Zukünftige Aktionsformen der "Fridays for future"-Bewegung Saar unklar

Kommentar : Wie geht es weiter an den nächsten Freitagen?

Das war die beste Werbung für ein demokratisches und geeintes Europa: 50 Schülerinnen und Schüler aus dem nahen Sarreguemines in Lothringen reihten sich ein in die „Fridays for future“-Demonstration.

Die jungen Leute aus Frankreich haben die gleichen Ziele wie ihre saarländischen Altersgenossen: Es geht um eine gesunde Zukunft auf einem einigermaßen heilen Planeten.

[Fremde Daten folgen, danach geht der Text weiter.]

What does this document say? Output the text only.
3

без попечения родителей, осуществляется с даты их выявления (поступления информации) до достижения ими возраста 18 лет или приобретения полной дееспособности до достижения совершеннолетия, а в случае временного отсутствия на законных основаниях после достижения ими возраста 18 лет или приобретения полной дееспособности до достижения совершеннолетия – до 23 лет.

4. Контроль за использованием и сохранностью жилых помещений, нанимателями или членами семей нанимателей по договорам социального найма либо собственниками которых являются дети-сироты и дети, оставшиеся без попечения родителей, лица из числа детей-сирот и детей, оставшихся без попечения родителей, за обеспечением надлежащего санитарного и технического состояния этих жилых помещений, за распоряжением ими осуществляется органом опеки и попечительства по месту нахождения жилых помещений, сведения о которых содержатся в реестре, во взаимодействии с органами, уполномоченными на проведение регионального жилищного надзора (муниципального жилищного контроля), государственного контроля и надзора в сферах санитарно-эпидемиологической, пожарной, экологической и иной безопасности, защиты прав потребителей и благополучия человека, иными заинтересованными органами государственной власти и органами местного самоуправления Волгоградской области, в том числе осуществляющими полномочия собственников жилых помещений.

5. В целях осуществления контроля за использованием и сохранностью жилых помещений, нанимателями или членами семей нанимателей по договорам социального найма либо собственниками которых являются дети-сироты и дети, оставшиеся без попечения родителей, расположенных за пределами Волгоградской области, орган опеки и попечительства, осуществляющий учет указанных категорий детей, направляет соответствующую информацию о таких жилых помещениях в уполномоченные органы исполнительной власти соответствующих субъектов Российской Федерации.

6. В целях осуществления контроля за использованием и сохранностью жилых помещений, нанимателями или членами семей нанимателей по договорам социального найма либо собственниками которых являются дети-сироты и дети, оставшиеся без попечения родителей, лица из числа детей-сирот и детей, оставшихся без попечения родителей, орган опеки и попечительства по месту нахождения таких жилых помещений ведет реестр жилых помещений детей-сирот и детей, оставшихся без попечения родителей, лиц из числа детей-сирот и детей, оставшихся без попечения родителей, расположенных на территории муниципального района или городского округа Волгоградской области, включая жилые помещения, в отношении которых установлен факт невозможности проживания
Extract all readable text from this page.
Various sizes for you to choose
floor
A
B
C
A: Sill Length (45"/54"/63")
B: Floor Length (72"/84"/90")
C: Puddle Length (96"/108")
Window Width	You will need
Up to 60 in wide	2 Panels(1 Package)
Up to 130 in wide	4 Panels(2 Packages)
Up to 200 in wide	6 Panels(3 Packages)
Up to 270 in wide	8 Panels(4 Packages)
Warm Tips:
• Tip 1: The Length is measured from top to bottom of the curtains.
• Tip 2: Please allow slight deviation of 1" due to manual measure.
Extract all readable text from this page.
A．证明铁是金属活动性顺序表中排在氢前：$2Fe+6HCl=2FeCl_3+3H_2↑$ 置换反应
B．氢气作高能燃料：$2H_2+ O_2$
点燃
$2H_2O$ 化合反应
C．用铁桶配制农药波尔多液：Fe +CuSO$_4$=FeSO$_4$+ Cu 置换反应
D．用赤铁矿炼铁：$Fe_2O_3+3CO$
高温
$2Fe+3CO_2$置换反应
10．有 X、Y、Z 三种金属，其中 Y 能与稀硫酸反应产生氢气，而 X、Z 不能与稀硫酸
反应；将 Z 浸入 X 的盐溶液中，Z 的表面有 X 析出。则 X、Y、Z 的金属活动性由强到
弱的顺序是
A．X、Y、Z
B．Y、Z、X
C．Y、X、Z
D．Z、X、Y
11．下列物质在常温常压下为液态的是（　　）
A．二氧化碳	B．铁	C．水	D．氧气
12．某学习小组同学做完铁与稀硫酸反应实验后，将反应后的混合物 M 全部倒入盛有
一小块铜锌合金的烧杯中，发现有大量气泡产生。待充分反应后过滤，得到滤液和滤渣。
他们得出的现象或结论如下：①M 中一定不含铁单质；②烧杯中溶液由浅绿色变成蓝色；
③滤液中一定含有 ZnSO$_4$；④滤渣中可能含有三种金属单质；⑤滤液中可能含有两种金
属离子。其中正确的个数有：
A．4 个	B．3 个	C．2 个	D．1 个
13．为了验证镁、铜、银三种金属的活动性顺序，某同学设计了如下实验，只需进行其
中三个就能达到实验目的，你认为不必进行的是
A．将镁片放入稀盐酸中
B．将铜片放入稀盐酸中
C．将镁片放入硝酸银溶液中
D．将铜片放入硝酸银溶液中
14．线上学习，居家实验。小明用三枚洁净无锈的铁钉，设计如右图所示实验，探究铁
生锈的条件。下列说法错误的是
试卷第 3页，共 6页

Und die Forderungen an die Politiker sind hüben wie drüben  die selben: Stoppt endlich eure Industriepolitik, deren Kohlendioxidausstoß die Erde in eine Klimakatastrophe treibt. Und hüben wie drüben gleich: Die Regierungen bewegen sich nicht.

Deshalb überlegen viele der Demonstranten bereits, wie es mit „Fridays for future“ weitergeht, wenn alle Demo-Rufe verhallen, alle Plakate keine Wirkung zeigen. Eine FFF-Partei bei der nächsten Wahl kann CDU und SPD empfindliche Stiche versetzen. Auch eine Debatte über Sinn und Unsinn der Saar-Kohlekraftwerke, die mit Kohle aus Kolumbien befeuert werden, gehört auf die Tagesordnung.